Sunday morning I drove through Sugar River briefly and a Yellow-crowned Night-heron flew up to a perch. He willingly waited for me to set up my digiscoping rig and fire off a series of shots. He was in the swamp in the middle of the loop road.

Yellow-crowned Night-heron

No Ceruleans or other birds of note in my ~20 minutes there.

Barbara and I walked the loop road around Sugar River Forest Preserve this morning and found 2 Acadian Flycatchers, the first we have heard/seen in Winnebago County this year. A Red-shouldered Hawk was calling, and we heard a Prothonotary Warbler in the swamp within the loop road. We did not see or hear any Yellow-throated or Cerulean Warblers. Has anyone detected Ceruleans at Sugar River in the last 2 years? Yellow-throated Warblers were found there last weekend during the spring count.

A single Black Tern was flying over Lake Summerset this morning. No other terns were detected during the 10 minutes we were there. You can park by the yellow gate along Best Road, just south of the main entrance, to scan the lake. Morning is best. The sign says no parking, so don’t leave the immediate vicinity of your car and don’t stay too long.

Oliver Road had a single SemiSandpiper mixed in with a small grouip of Leasts, about 6 Dunlin, and 8 SemiPlovers.

Yesterday Joyce Brown and I saw 6 Forster’s Terns flying over the pond at the Boat Launch on the south side of Sportscore One, Elmwood Road. We watched them from 4:00-4:30 p.m. during which time they also flew north along the river, but repeatedly returned to the pond.
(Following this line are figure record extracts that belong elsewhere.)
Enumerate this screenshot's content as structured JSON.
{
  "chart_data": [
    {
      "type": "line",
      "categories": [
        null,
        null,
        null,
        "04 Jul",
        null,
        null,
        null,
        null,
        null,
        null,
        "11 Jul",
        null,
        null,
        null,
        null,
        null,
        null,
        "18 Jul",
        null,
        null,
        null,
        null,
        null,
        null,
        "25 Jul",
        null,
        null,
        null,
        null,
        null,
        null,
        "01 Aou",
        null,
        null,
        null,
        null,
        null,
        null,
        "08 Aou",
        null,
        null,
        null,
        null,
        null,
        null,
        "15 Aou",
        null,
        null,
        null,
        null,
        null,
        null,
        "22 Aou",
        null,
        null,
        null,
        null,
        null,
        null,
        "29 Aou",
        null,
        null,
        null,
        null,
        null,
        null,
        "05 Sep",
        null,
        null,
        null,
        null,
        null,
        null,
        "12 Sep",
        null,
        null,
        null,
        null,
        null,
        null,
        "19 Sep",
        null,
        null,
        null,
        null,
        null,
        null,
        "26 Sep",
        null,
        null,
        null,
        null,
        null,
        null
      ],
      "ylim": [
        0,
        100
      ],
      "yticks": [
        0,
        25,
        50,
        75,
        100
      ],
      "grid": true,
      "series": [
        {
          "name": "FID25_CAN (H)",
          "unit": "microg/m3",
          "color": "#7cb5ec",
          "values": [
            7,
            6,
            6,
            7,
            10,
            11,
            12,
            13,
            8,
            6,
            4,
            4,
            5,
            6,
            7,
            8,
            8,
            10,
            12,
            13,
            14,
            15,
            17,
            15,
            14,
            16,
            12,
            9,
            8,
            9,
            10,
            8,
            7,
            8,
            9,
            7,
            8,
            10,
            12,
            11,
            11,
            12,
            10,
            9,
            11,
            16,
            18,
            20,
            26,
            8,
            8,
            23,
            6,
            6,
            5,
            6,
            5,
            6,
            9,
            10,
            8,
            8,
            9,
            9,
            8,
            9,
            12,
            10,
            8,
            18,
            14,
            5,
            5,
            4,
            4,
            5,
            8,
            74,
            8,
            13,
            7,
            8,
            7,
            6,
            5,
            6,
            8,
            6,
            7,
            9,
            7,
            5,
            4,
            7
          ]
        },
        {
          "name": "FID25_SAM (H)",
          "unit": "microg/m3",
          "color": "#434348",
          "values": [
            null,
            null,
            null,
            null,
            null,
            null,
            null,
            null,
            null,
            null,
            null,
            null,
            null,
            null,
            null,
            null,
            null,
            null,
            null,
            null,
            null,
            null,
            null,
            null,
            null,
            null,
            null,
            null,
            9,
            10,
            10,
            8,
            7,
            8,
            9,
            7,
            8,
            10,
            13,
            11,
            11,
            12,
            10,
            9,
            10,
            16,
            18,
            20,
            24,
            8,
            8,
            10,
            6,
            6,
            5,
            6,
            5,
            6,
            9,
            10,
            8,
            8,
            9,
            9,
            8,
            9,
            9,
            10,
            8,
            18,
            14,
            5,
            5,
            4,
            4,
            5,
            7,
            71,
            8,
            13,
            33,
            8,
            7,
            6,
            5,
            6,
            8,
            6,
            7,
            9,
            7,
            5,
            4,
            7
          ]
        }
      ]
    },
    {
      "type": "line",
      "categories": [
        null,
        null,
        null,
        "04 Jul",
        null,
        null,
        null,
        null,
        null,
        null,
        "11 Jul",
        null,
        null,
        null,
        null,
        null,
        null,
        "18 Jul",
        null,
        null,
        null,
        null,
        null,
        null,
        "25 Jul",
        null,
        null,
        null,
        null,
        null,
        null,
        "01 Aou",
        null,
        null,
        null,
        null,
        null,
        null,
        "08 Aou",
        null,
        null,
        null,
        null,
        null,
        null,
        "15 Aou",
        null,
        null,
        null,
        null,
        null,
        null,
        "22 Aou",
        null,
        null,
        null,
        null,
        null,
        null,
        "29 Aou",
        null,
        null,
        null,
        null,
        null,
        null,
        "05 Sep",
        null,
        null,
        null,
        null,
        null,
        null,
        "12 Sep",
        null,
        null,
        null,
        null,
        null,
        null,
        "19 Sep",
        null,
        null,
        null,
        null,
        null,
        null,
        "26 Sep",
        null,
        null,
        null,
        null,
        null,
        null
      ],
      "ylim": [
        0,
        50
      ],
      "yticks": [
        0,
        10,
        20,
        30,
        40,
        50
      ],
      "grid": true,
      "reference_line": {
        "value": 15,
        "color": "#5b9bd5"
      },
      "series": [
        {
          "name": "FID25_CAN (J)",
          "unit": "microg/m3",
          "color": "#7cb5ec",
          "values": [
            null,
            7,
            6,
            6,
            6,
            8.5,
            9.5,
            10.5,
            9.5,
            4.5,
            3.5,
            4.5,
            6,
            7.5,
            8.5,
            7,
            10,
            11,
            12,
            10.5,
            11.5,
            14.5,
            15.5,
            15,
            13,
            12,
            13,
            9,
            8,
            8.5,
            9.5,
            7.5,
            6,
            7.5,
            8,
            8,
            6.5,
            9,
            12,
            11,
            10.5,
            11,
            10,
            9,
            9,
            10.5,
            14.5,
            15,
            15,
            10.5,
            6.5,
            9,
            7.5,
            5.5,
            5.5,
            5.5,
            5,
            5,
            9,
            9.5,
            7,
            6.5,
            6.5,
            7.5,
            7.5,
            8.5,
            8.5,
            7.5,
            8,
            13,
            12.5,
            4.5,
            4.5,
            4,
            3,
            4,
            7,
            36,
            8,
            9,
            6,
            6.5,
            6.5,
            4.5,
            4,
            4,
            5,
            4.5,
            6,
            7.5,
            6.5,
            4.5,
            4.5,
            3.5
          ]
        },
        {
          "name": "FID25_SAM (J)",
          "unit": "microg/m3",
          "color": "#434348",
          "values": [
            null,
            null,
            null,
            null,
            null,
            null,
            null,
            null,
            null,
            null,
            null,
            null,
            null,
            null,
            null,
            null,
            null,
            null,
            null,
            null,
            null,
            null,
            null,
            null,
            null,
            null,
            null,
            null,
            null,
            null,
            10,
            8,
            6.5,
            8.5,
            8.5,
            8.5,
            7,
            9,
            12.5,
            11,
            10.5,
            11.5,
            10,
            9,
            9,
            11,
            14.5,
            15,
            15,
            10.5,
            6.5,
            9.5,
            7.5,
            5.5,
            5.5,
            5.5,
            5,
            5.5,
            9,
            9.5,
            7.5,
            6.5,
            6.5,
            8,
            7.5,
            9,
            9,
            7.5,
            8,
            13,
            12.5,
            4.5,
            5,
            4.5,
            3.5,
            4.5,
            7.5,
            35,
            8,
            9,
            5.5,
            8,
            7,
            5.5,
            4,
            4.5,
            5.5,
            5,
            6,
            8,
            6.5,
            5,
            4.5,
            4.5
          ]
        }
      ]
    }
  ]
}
I still have a few Pine Siskins in my yard.  One is singing. This is the latest I have ever had them.

This morning I saw a Stilt Sandpiper in mostly alternate plumage in a fluddle on the north side of Oliver Road about 1/2 mile east of Harrison Road. The only other shorebirds in the fluddle were 2 Lesser Yellowlegs. The fluddle also had 2 N. Shovelers and a pair of Blue-winged Teal. Across the road to the south was a Solitary Sandpiper, also in alternate plumage.

Very few shorebirds in the fluddles this morning anywhere in the county. 6 Least Sandpipers were in a fluddle at the northeast corner of IL 75 and Meridian Rd.

4 Henslow’s Sparrows are calling in the cool season grasses on the north side of the dry dam at Anna Page Park, but I did not hear any Sedge Wrens or Bell’s Vireos from that area this morning. Both species were there last summer and are likely to return any day soon.

On crane count day, the 18th, I counted 55 White Pelicans at Nygren Wetland Preserve. When I stopped there this afternoon, there were over 110, of which 80+ were in the air, later to land in the waters out of sight of the platform. A flock of 100+ Pectoral Sandpipers was flying around, just as one was on April 18th, but there was really little to interest to look at other than the pelicans. A couple of Caspian Terns were at the end of Moody Road. The swans are still present at Pierce Lake.

The two adult Mute Swans that have been at Rock Cut SP since April 8 have been joined by a 3rd adult. I saw the 3 together at the east end of Pierce Lake during the lunch hour today.